W takim razie, w jakim kierunku powinny pójść nasze działania? Czy nie powołamy tego, o czym rząd powiedział, że powinno być powołane, czy zrobimy ograniczenia w innych wydziałach, jak zaproponował pan przewodniczący? Ja w tej chwili nie potrafię sobie odpowiedzieć na to pytanie. Nie mniej jednak uważam, że, lansując model tańszego państwa, nie powinniśmy likwidować tego, co daje Polsce możliwość zdobycia środków finansowych z Unii Europejskiej, a utworzenie tych urzędów i centralnego urzędu daje taką szansę naszemu krajowi. Jeżeli nie powołamy takiego urzędu w skali centralnej, na szczeblu centralnym, to niestety nie będziemy mogli korzystać ze środków unijnych przeznaczonych na ten cel. To tyle z mojej strony. Dziękuję bardzo.

Przewodniczący Zbyszko Piwoński:

Dziękuję.

Przepraszam, Panie Senatorze, za chwilę.

Na marginesie chcę powiedzieć, że świadomie nie użyłem słów "zielona księga", bo dotyczy ona spraw społecznych, socjalnych. Chciałbym, żebyśmy tę naszą dyskusję - rozumiem, że w pewnym momencie zahacza się nawet o etat, który tam jest - odnieśli do części dotyczącej administracji. Bo gdybyśmy rozmawiali na temat całego programu, to przede wszystkim nie bylibyśmy do tego uprawnieni - aczkolwiek na pewno każdy z nas z osobna mógłby wyrazić opinię - więc chciałbym prosić, żebyśmy ograniczyli się do części dotyczącej administracji publicznej, czyli do tego, do czego jesteśmy powołani i uprawnieni, aby wyrażać swoje opinie.

Przepraszam, Pani Senator, ale chciałbym do tego zawęzić, bo w przeciwnym wypadku musielibyśmy mówić o wielu innych sprawach, a to znacznie wykraczałoby nawet poza ramy tej naszej sugestii i wystąpienia. Zdaję sobie jednak sprawę z tego, ile niebezpieczeństw grozi, wynika to zresztą z wielu wypowiedzi i dyskusji, które już się toczą.

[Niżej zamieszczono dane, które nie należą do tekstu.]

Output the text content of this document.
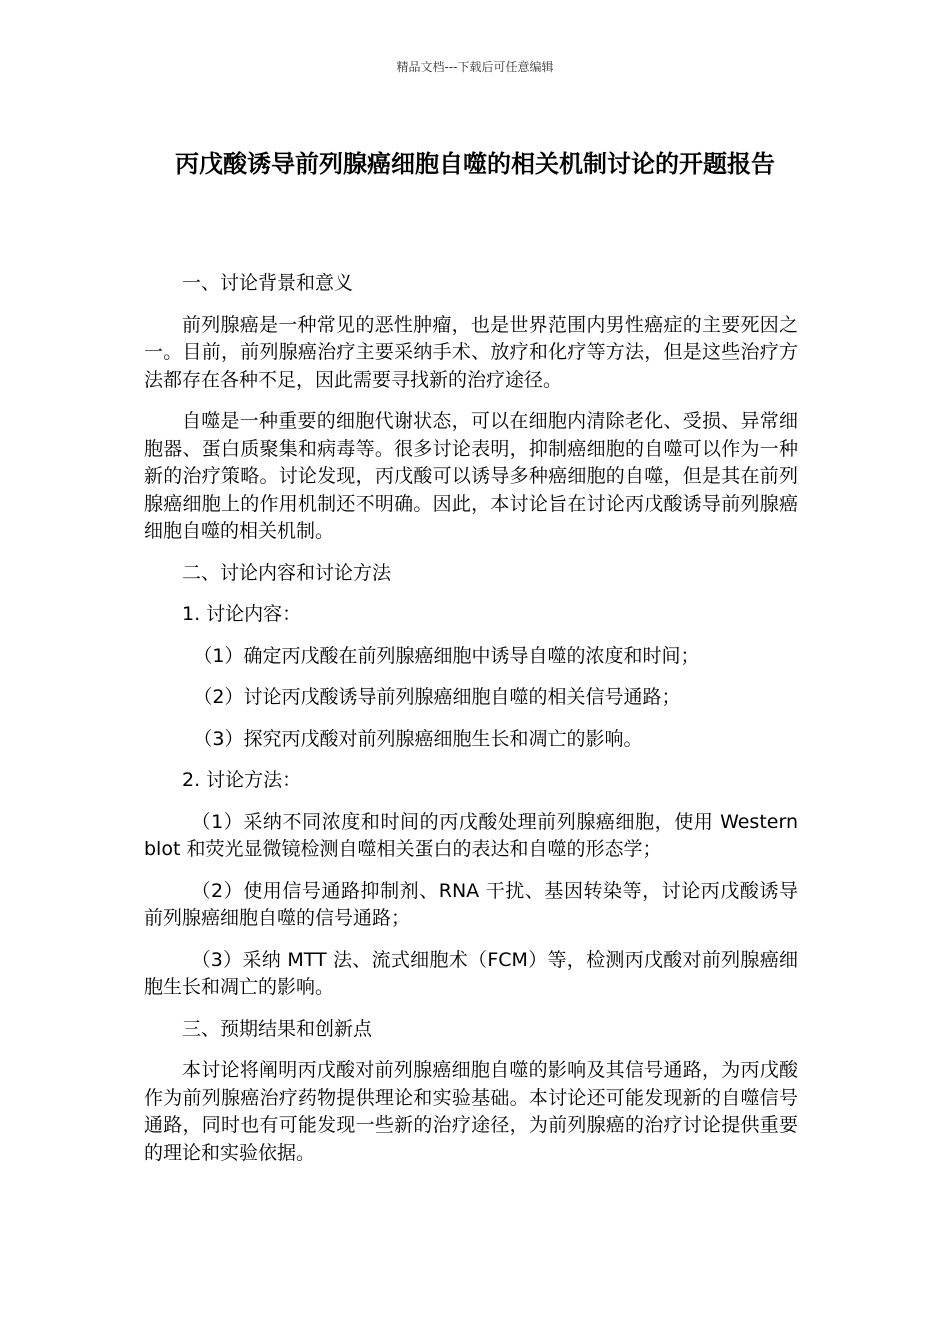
精品文档---下载后可任意编辑
丙戊酸诱导前列腺癌细胞自噬的相关机制讨论的开题报告

一、讨论背景和意义

前列腺癌是一种常见的恶性肿瘤，也是世界范围内男性癌症的主要死因之一。目前，前列腺癌治疗主要采纳手术、放疗和化疗等方法，但是这些治疗方法都存在各种不足，因此需要寻找新的治疗途径。

自噬是一种重要的细胞代谢状态，可以在细胞内清除老化、受损、异常细胞器、蛋白质聚集和病毒等。很多讨论表明，抑制癌细胞的自噬可以作为一种新的治疗策略。讨论发现，丙戊酸可以诱导多种癌细胞的自噬，但是其在前列腺癌细胞上的作用机制还不明确。因此，本讨论旨在讨论丙戊酸诱导前列腺癌细胞自噬的相关机制。

二、讨论内容和讨论方法

1. 讨论内容：

（1）确定丙戊酸在前列腺癌细胞中诱导自噬的浓度和时间；

（2）讨论丙戊酸诱导前列腺癌细胞自噬的相关信号通路；

（3）探究丙戊酸对前列腺癌细胞生长和凋亡的影响。

2. 讨论方法：

（1）采纳不同浓度和时间的丙戊酸处理前列腺癌细胞，使用 Western blot 和荧光显微镜检测自噬相关蛋白的表达和自噬的形态学；

（2）使用信号通路抑制剂、RNA 干扰、基因转染等，讨论丙戊酸诱导前列腺癌细胞自噬的信号通路；

（3）采纳 MTT 法、流式细胞术（FCM）等，检测丙戊酸对前列腺癌细胞生长和凋亡的影响。

三、预期结果和创新点

本讨论将阐明丙戊酸对前列腺癌细胞自噬的影响及其信号通路，为丙戊酸作为前列腺癌治疗药物提供理论和实验基础。本讨论还可能发现新的自噬信号通路，同时也有可能发现一些新的治疗途径，为前列腺癌的治疗讨论提供重要的理论和实验依据。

Proszę bardzo, pan senator Matuszak.

Senator Grzegorz Matuszak:

Dziękuję, Panie Przewodniczący.

Chciałbym zgłosić pewną sugestię w związku z argumentacją mającą zawierać się w piśmie, z którym pan wystąpi, a wspominał pan także o nim. Otóż myślę, iż nie wystarczy argumentować, że chodzi wyłącznie o tańsze państwo i redukcję administracji urzędu wojewódzkiego. Sądzę, że z tego powinna wynikać jeszcze dodatkowa korzyść, a mianowicie umacnianie samorządowych instytucji i unikanie tego, co obecnie, jak myślę, obserwuje się w wielu miejscach w kraju, to znaczy istnienia pewnej konkurencji, wyścigu - kto jest ważniejszy, kto ma większe kompetencje. Każda komórka, na przykład urzędu wojewódzkiego, chce mieć obszar wpływu na pewne dziedziny życia publicznego, na które już i tak, ex definitione, powinien wpływać samorząd wojewódzki.

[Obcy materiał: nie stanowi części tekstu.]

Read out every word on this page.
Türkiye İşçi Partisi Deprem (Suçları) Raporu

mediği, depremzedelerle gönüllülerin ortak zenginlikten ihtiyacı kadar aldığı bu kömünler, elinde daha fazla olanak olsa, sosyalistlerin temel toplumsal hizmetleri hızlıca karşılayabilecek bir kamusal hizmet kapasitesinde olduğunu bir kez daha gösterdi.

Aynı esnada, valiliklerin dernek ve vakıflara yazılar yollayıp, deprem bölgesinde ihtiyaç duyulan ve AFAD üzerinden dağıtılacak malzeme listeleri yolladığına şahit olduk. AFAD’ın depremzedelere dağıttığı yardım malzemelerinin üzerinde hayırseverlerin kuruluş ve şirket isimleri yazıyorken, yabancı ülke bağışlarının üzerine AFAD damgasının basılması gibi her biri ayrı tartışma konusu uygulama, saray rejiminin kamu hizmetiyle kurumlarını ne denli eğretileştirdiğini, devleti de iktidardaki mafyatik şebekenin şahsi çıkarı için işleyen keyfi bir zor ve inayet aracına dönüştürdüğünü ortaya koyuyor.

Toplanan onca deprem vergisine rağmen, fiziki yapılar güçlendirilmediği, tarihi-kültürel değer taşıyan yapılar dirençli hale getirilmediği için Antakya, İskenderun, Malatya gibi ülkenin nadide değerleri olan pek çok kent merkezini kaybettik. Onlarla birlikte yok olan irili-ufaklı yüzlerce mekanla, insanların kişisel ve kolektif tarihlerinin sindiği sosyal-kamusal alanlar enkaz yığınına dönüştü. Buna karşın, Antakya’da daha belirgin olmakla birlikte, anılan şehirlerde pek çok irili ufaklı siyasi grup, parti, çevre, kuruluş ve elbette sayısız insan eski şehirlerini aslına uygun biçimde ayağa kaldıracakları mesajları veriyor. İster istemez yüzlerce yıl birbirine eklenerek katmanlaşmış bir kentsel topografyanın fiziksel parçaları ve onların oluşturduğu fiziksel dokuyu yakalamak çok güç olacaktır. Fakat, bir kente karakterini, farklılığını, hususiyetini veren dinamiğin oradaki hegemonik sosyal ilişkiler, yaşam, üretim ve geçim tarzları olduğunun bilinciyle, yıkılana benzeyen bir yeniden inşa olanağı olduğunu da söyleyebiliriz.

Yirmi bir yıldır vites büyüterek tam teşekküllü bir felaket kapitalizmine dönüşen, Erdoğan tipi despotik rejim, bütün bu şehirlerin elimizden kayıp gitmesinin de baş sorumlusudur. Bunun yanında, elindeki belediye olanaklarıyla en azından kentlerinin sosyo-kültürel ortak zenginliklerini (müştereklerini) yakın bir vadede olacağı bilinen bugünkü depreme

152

Sądzę, że ograniczenie administracji w urzędach wojewódzkich czy likwidacja pewnych komórek wpłynie na usunięcie owych spornych płaszczyzn czy kompetencyjnych sporów. Z drugiej strony naszym celem jako komisji, której jesteśmy członkami, jest jednak wpływać na umacnianie samorządów. Dlatego sądzę, że gdyby rozważył pan łaskawie te dwa argumenty, to być może byłoby warto uwzględnić je w tym piśmie. Dziękuję bardzo.

Przewodniczący Zbyszko Piwoński:

Dziękuję bardzo. Dziękuję z tę...

Proszę bardzo.

Senator Andrzej Spychalski:

Dziękuję, Panie Przewodniczący.

Ja muszę powiedzieć, że zasygnalizowane przez pana przewodniczącego tematy są już, że tak powiem, w określonych regionach w obiegu dyskusyjnym. Myślę, że należy je uznać za trafne rozwiązania. Dzisiaj trudno byłoby mówić o socjotechnice wdrażania, wprowadzania tych rozwiązań, bo jednak wymagałyby one pogłębionej dyskusji i bardziej dokładnego spojrzenia na te sprawy.

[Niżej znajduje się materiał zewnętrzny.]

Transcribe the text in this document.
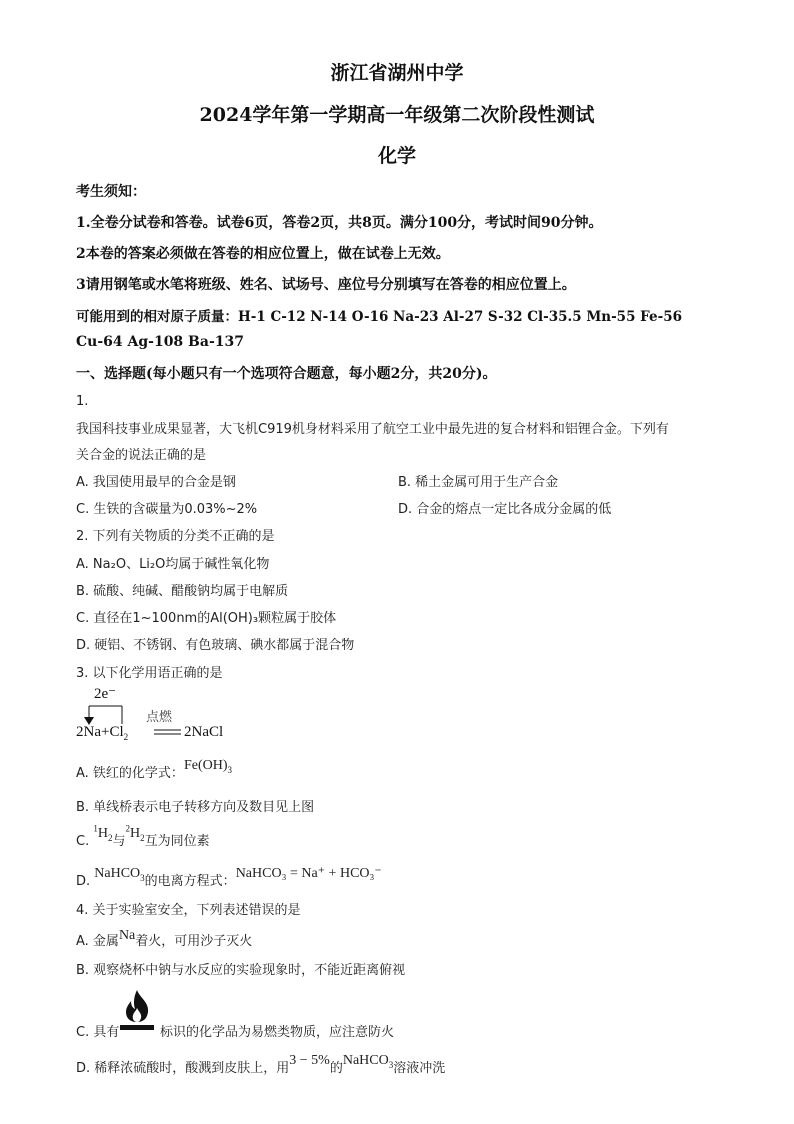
浙江省湖州中学
2024学年第一学期高一年级第二次阶段性测试
化学
考生须知：
1.全卷分试卷和答卷。试卷6页，答卷2页，共8页。满分100分，考试时间90分钟。
2本卷的答案必须做在答卷的相应位置上，做在试卷上无效。
3请用钢笔或水笔将班级、姓名、试场号、座位号分别填写在答卷的相应位置上。
可能用到的相对原子质量：H-1 C-12 N-14 O-16 Na-23 Al-27 S-32 Cl-35.5 Mn-55 Fe-56
Cu-64 Ag-108 Ba-137
一、选择题(每小题只有一个选项符合题意，每小题2分，共20分)。
1.
我国科技事业成果显著，大飞机C919机身材料采用了航空工业中最先进的复合材料和铝锂合金。下列有
关合金的说法正确的是
A. 我国使用最早的合金是钢	B. 稀土金属可用于生产合金
C. 生铁的含碳量为0.03%~2%	D. 合金的熔点一定比各成分金属的低
2. 下列有关物质的分类不正确的是
A. Na₂O、Li₂O均属于碱性氧化物
B. 硫酸、纯碱、醋酸钠均属于电解质
C. 直径在1~100nm的Al(OH)₃颗粒属于胶体
D. 硬铝、不锈钢、有色玻璃、碘水都属于混合物
3. 以下化学用语正确的是
2e⁻
点燃
$2Na+Cl_2$	2NaCl
A. 铁红的化学式：$Fe(OH)_3$
B. 单线桥表示电子转移方向及数目见上图
C. $^1H_2$与$^2H_2$互为同位素
D. NaHCO$_3$的电离方程式：NaHCO₃ = Na⁺ + HCO₃⁻
4. 关于实验室安全，下列表述错误的是
A. 金属Na着火，可用沙子灭火
B. 观察烧杯中钠与水反应的实验现象时，不能近距离俯视
C. 具有	标识的化学品为易燃类物质，应注意防火
D. 稀释浓硫酸时，酸溅到皮肤上，用3 − 5%的NaHCO$_3$溶液冲洗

Chciałbym wypowiedzieć się w związku z dwiema kwestiami, które zostały tu podniesione. Pierwsza, ponieważ zajmowałem się tym, to jest sprawa struktur odeerów. Jest to temat, który w ostatnim okresie występował z dużym natężeniem, także w rozmowie z ministrem rolnictwa, bo widział on potrzebę przeprowadzenia zmian w tym zakresie. Wydaje się, że działania, co potwierdziła praktyka, powinny iść w kierunku pewnej autonomii ośrodków w terenie, żeby ją umocnić i stworzyć możliwość autentycznego powiązania ich działalności bezpośrednio w środowisku rolniczym. Musi się to wiązać z dwoma rozwiązaniami. Przede wszystkim należy struktury nadzoru nad odeerami przekazać ze szczebla wojewódzkiego układom samorządowym, bo dzisiaj te uregulowania w kraju są bardzo różne. W ośmiu województwach, które ja badałem, została utworzona administracja trzeciego stopnia i obecnie jest trochę paranoidalna sytuacja, bo ponad trzydzieści osób w strukturze wojewódzkiej nadzoruje pięć ośrodków doradztwa rolniczego, tworzy trzydzieści etatów, ma odrębny budynek i powoduje osłabienie tych struktur bezpośrednio w terenie. Wydaje mi się, że gdyby zlikwidować tę administrację trzeciego stopnia na szczeblu wojewody i podporządkować to strukturze samorządowej, to byłaby szansa albo zaoszczędzenia określonej liczby etatów, a więc i obniżenia kosztów tej działalności, albo przekazania z powrotem tej części etatów i środków, która jest scentralizowana na szczeblu wojewódzkim, bezpośrednio dla odeerów w celu wzmocnienia ich pozycji i poprawy skuteczności pracy. A chcę powiedzieć, że działania związane z przygotowaniem środowisk gminnych i rolników do pozyskiwania środków unijnych powinny być teraz dla tych ośrodków nadrzędnym elementem.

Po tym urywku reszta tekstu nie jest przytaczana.